The heart’s electrical activity is monitored during an ECG. It evaluates the muscular thickness of the heart, size of the heart chamber, and heartbeat (1). It is used to assess the following heart conditions:
- Arrhythmias: Irregular, rapid, or slow heartbeats.
- Congenital heart disease: heart issues since birth
- Coronary artery disease: issues with the cardiac muscle’s blood supply
- Electrical issues, such as electrical signal delays or the origin of the heart’s first beat in the heart
- Heart attacksthat have occurred or are currently occurring
- Heart failure: Heart failure is characterized by weakening heart muscle and ineffective blood pumping.
- Cardiomyopathy: Regions of the cardiac muscle that are overly big or thick are referred to as cardiomyopathy.
- Valvular heart disease: Heart valve structural issues are known as valvular heart disease.
- Electrodes are tiny plastic patches that adhere to the skin.
- They cover certain spots on the chest, forearms, and legs. Lead wires are used to connect the electrodes to the ECG device.

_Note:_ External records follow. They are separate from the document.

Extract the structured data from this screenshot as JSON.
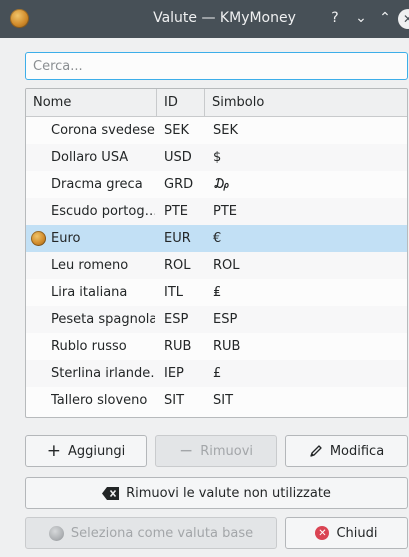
{
  "window": {
    "title": "Valute — KMyMoney",
    "help": "?",
    "minimize": "⌄",
    "maximize": "⌃",
    "close": "✕"
  },
  "search": {
    "placeholder": "Cerca..."
  },
  "table": {
    "columns": [
      "Nome",
      "ID",
      "Simbolo"
    ],
    "rows": [
      {
        "nome": "Corona svedese",
        "id": "SEK",
        "simbolo": "SEK"
      },
      {
        "nome": "Dollaro USA",
        "id": "USD",
        "simbolo": "$"
      },
      {
        "nome": "Dracma greca",
        "id": "GRD",
        "simbolo": "₯"
      },
      {
        "nome": "Escudo portog…",
        "id": "PTE",
        "simbolo": "PTE"
      },
      {
        "nome": "Euro",
        "id": "EUR",
        "simbolo": "€",
        "selected": true,
        "base": true
      },
      {
        "nome": "Leu romeno",
        "id": "ROL",
        "simbolo": "ROL"
      },
      {
        "nome": "Lira italiana",
        "id": "ITL",
        "simbolo": "₤"
      },
      {
        "nome": "Peseta spagnola",
        "id": "ESP",
        "simbolo": "ESP"
      },
      {
        "nome": "Rublo russo",
        "id": "RUB",
        "simbolo": "RUB"
      },
      {
        "nome": "Sterlina irlande…",
        "id": "IEP",
        "simbolo": "£"
      },
      {
        "nome": "Tallero sloveno",
        "id": "SIT",
        "simbolo": "SIT"
      }
    ]
  },
  "buttons": {
    "add": "Aggiungi",
    "remove": "Rimuovi",
    "edit": "Modifica",
    "remove_unused": "Rimuovi le valute non utilizzate",
    "set_base": "Seleziona come valuta base",
    "close": "Chiudi"
  },
  "colors": {
    "titlebar": "#475057",
    "selection": "#c2e0f5",
    "focus": "#3daee9",
    "close_badge": "#da4453"
  }
}
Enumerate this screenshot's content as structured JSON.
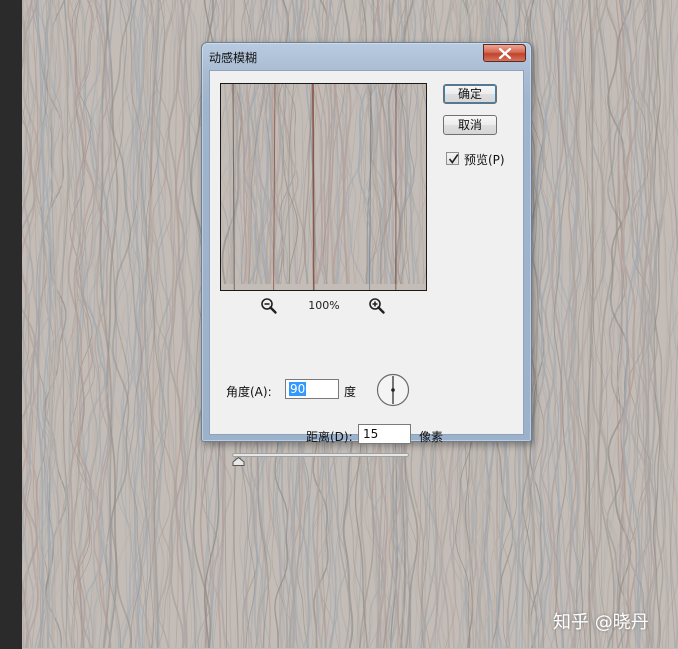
{
  "canvas": {
    "background": "#c4bdb7",
    "streak_colors": [
      "#8f8a86",
      "#a9a39f",
      "#9fa9b3",
      "#b39d97",
      "#a5aab0",
      "#bcb3ac"
    ]
  },
  "dialog": {
    "title": "动感模糊",
    "close_icon": "close-x-icon",
    "ok_label": "确定",
    "cancel_label": "取消",
    "preview_label": "预览(P)",
    "preview_checked": true,
    "zoom_out_icon": "zoom-out-icon",
    "zoom_in_icon": "zoom-in-icon",
    "zoom_level": "100%",
    "angle_label": "角度(A):",
    "angle_value": "90",
    "angle_unit": "度",
    "distance_label": "距离(D):",
    "distance_value": "15",
    "distance_unit": "像素",
    "distance_slider_value": 15
  },
  "watermark": "知乎 @晓丹",
  "colors": {
    "dialog_frame": "#a9bcd3",
    "close_button": "#c1432d",
    "selection": "#3399ff"
  }
}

- The heart’s electrical activity is then recorded, analyzed, and printed out.
- The body receives no electrical energy.
The heart’s many muscle contractions are coordinated by natural electrical impulses to maintain proper blood flow. These electrical impulses are captured by an ECG to provide information on the heart’s rate, rhythm (stable or erratic), and the intensity and frequency of the electric signals as they pass through the various heart chambers. ECG variations can indicate a variety of heart-related diseases (2).

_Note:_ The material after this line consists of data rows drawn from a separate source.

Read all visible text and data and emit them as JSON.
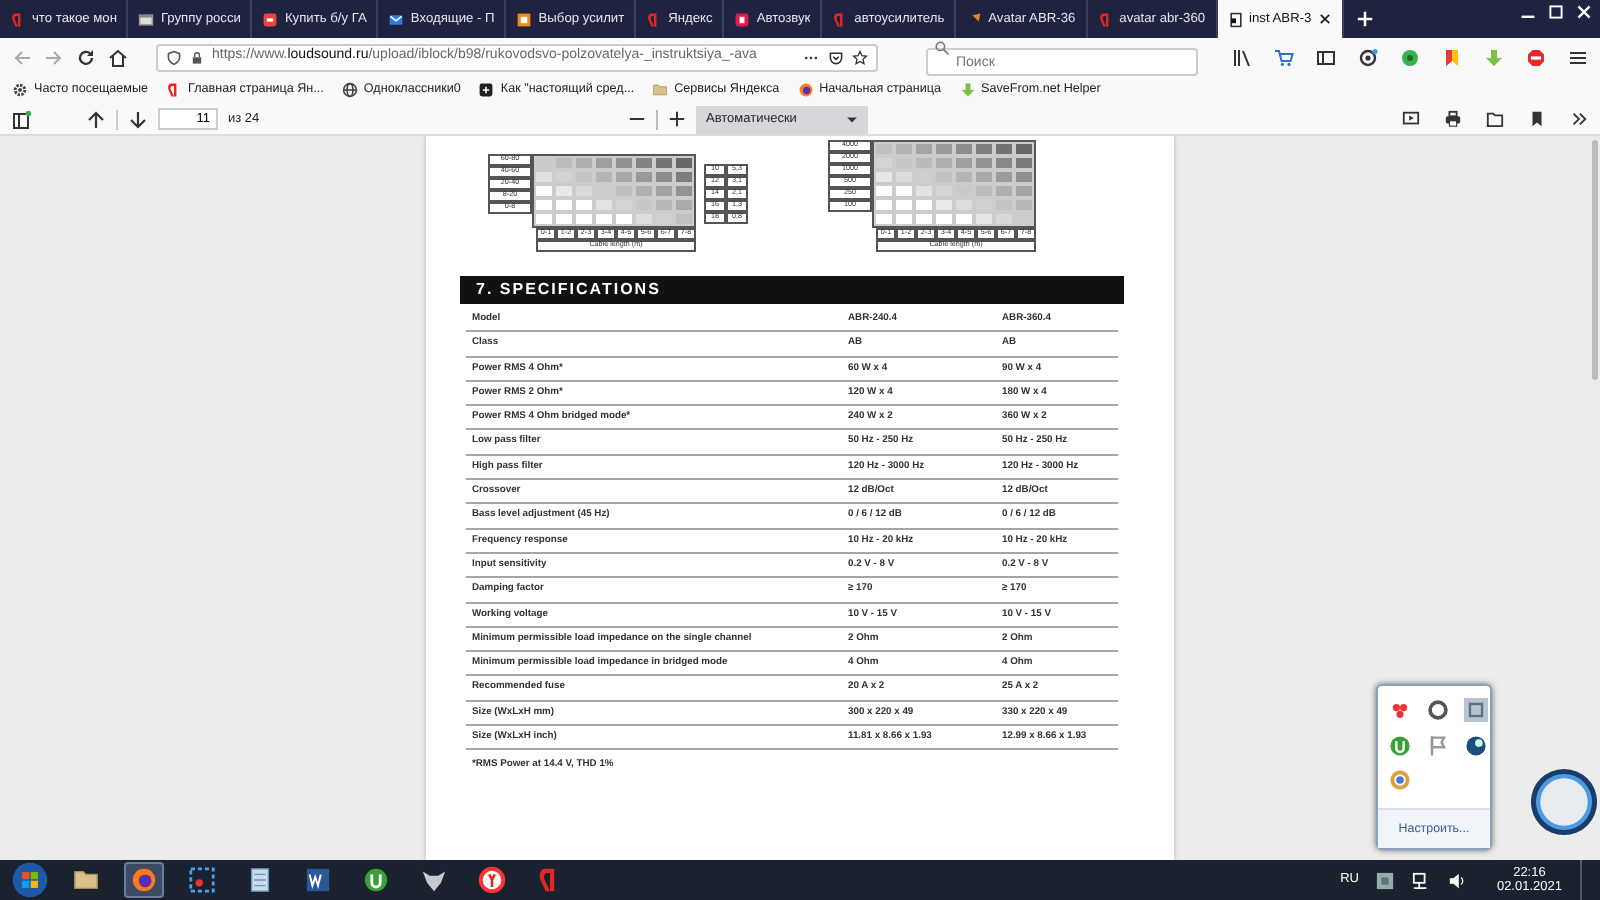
{
  "browser_tabs": [
    {
      "title": "что такое мон",
      "selected": false
    },
    {
      "title": "Группу росси",
      "selected": false
    },
    {
      "title": "Купить б/у ГА",
      "selected": false
    },
    {
      "title": "Входящие - П",
      "selected": false
    },
    {
      "title": "Выбор усилит",
      "selected": false
    },
    {
      "title": "Яндекс",
      "selected": false
    },
    {
      "title": "Автозвук",
      "selected": false
    },
    {
      "title": "автоусилитель",
      "selected": false
    },
    {
      "title": "Avatar ABR-36",
      "selected": false
    },
    {
      "title": "avatar abr-360",
      "selected": false
    },
    {
      "title": "inst ABR-3",
      "selected": true
    }
  ],
  "nav": {
    "url": "https://www.**loudsound.ru**/upload/iblock/b98/rukovodsvo-polzovatelya-_instruktsiya_-ava",
    "search_placeholder": "Поиск"
  },
  "bookmarks": [
    {
      "label": "Часто посещаемые"
    },
    {
      "label": "Главная страница Ян..."
    },
    {
      "label": "Одноклассники0"
    },
    {
      "label": "Как \"настоящий сред..."
    },
    {
      "label": "Сервисы Яндекса"
    },
    {
      "label": "Начальная страница"
    },
    {
      "label": "SaveFrom.net Helper"
    }
  ],
  "pdf_toolbar": {
    "page": "11",
    "page_count": "из 24",
    "zoom": "Автоматически"
  },
  "document": {
    "charts": [
      {
        "kind": "heatmap",
        "row_labels": [
          "60-80",
          "40-60",
          "20-40",
          "8-20",
          "0-8"
        ],
        "column_labels": [
          "0-1",
          "1-2",
          "2-3",
          "3-4",
          "4-5",
          "5-6",
          "6-7",
          "7-8"
        ],
        "xlabel": "Cable length (m)"
      },
      {
        "kind": "table",
        "rows": [
          [
            "10",
            "5,3"
          ],
          [
            "12",
            "3,1"
          ],
          [
            "14",
            "2,1"
          ],
          [
            "16",
            "1,3"
          ],
          [
            "18",
            "0,8"
          ]
        ]
      },
      {
        "kind": "heatmap",
        "row_labels": [
          "4000",
          "2000",
          "1000",
          "500",
          "250",
          "100"
        ],
        "column_labels": [
          "0-1",
          "1-2",
          "2-3",
          "3-4",
          "4-5",
          "5-6",
          "6-7",
          "7-8"
        ],
        "xlabel": "Cable length (m)"
      }
    ],
    "section_title": "7. SPECIFICATIONS",
    "spec_rows": [
      [
        "Model",
        "ABR-240.4",
        "ABR-360.4"
      ],
      [
        "Class",
        "AB",
        "AB"
      ],
      [
        "Power RMS 4 Ohm*",
        "60 W x 4",
        "90 W x 4"
      ],
      [
        "Power RMS 2 Ohm*",
        "120 W x 4",
        "180 W x 4"
      ],
      [
        "Power RMS 4 Ohm bridged mode*",
        "240 W x 2",
        "360 W x 2"
      ],
      [
        "Low pass filter",
        "50 Hz - 250 Hz",
        "50 Hz - 250 Hz"
      ],
      [
        "High pass filter",
        "120 Hz - 3000 Hz",
        "120 Hz - 3000 Hz"
      ],
      [
        "Crossover",
        "12 dB/Oct",
        "12 dB/Oct"
      ],
      [
        "Bass level adjustment (45 Hz)",
        "0 / 6 / 12 dB",
        "0 / 6 / 12 dB"
      ],
      [
        "Frequency response",
        "10 Hz - 20 kHz",
        "10 Hz - 20 kHz"
      ],
      [
        "Input sensitivity",
        "0.2 V - 8 V",
        "0.2 V - 8 V"
      ],
      [
        "Damping factor",
        "≥ 170",
        "≥ 170"
      ],
      [
        "Working voltage",
        "10 V - 15 V",
        "10 V - 15 V"
      ],
      [
        "Minimum permissible load impedance on the single channel",
        "2 Ohm",
        "2 Ohm"
      ],
      [
        "Minimum permissible load impedance in bridged mode",
        "4 Ohm",
        "4 Ohm"
      ],
      [
        "Recommended fuse",
        "20 A x 2",
        "25 A x 2"
      ],
      [
        "Size (WxLxH mm)",
        "300 x 220 x 49",
        "330 x 220 x 49"
      ],
      [
        "Size (WxLxH inch)",
        "11.81 x 8.66 x 1.93",
        "12.99 x 8.66 x 1.93"
      ]
    ],
    "footnote": "*RMS Power at 14.4 V, THD 1%"
  },
  "tray_popup": {
    "customize": "Настроить..."
  },
  "taskbar": {
    "apps": [
      {
        "active": false
      },
      {
        "active": true
      },
      {
        "active": false
      },
      {
        "active": false
      },
      {
        "active": false
      },
      {
        "active": false
      },
      {
        "active": false
      },
      {
        "active": false
      },
      {
        "active": false
      }
    ],
    "language": "RU",
    "time": "22:16",
    "date": "02.01.2021"
  }
}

When is the ECG recommended?
Your doctor may order an electrocardiogram (ECG) for a variety of causes, such as:
- To investigate the source of chest pain
- To assess issues that could be heart-related, like extreme exhaustion, breathing difficulties, drowsiness, or fainting
- To recognize erratic heartbeats
- Before or after therapy for illnesses including endocarditis, and heart attack or after heart surgery or cardiac catheterization, to help assess the general health of the heart.
- To monitor a pacemaker that has been installed
- To assess the effectiveness of specific cardiac medications
- To record the heart’s activity first during a medical assessment; this data can then be matched to subsequent ECGs to determine if any changes have taken place (2).

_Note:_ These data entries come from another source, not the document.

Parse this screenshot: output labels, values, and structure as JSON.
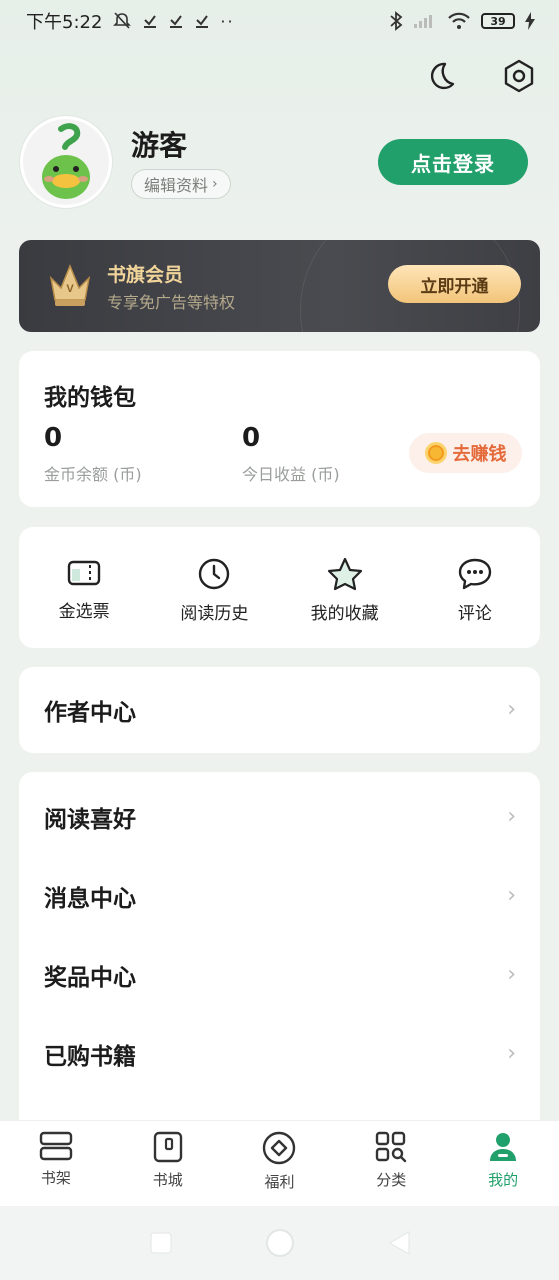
{
  "status_bar": {
    "time": "下午5:22",
    "battery": "39"
  },
  "profile": {
    "username": "游客",
    "edit_label": "编辑资料",
    "login_label": "点击登录"
  },
  "vip": {
    "title": "书旗会员",
    "subtitle": "专享免广告等特权",
    "button": "立即开通"
  },
  "wallet": {
    "title": "我的钱包",
    "coin_balance_value": "0",
    "coin_balance_label": "金币余额 (币)",
    "today_income_value": "0",
    "today_income_label": "今日收益 (币)",
    "earn_button": "去赚钱"
  },
  "quick_actions": [
    {
      "label": "金选票",
      "icon": "ticket-icon"
    },
    {
      "label": "阅读历史",
      "icon": "clock-icon"
    },
    {
      "label": "我的收藏",
      "icon": "star-icon"
    },
    {
      "label": "评论",
      "icon": "comment-icon"
    }
  ],
  "author_center": {
    "label": "作者中心"
  },
  "menu": [
    {
      "label": "阅读喜好"
    },
    {
      "label": "消息中心"
    },
    {
      "label": "奖品中心"
    },
    {
      "label": "已购书籍"
    }
  ],
  "bottom_nav": [
    {
      "label": "书架",
      "icon": "bookshelf-icon"
    },
    {
      "label": "书城",
      "icon": "bookstore-icon"
    },
    {
      "label": "福利",
      "icon": "welfare-icon"
    },
    {
      "label": "分类",
      "icon": "category-icon"
    },
    {
      "label": "我的",
      "icon": "profile-icon",
      "active": true
    }
  ],
  "colors": {
    "accent": "#22a06b",
    "earn": "#e46a3a",
    "vip_gold": "#f0d49a"
  }
}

Types of Electrocardiograms
Our doctors utilize different kinds of electrocardiograms (ECG) to look for a range of heart or lung issues.
- Cardiopulmonary exercise test (CPET): An assessment of the cardiopulmonary system is called a cardiopulmonary exercise test (CPET). This examination is performed to identify any pulmonary or heart disorders.
- Exercise EKG (stress test): To check the heart while stressed or active, a patient is given a stress test (also known as a treadmill test) as they walk on a treadmill or pedal a stationary bicycle. Blood pressure and breathing rates are also observed. A stress evaluation can also be done to diagnose coronary artery disease, and/or to establish safe workout intensity levels after a heart attackor heart surgery (2).
- Signal-averaged electrocardiogram: A signal-averaged electrocardiogram (ECG or EKG) is a more thorough electrocardiogram.
Safety of ECG
ECGs are painless, noninvasive, safe diagnostics that pose no significant hazards. No electric shocks are delivered by the electrodes (adhesive patches) that attach the sensing devices to your chest (3).
In order to address the drawbacks of conventional ECG, a novel device called 4-D ECG is created, including a new screen in which the vector loop makes a rotation and is examined along a timed axis. Additionally, devices for comprehensive diagnosis that combine ECG with other diagnosing factors, like oxygen saturation, MRI, blood pressure and CT scanner are already the focus of more research in the future.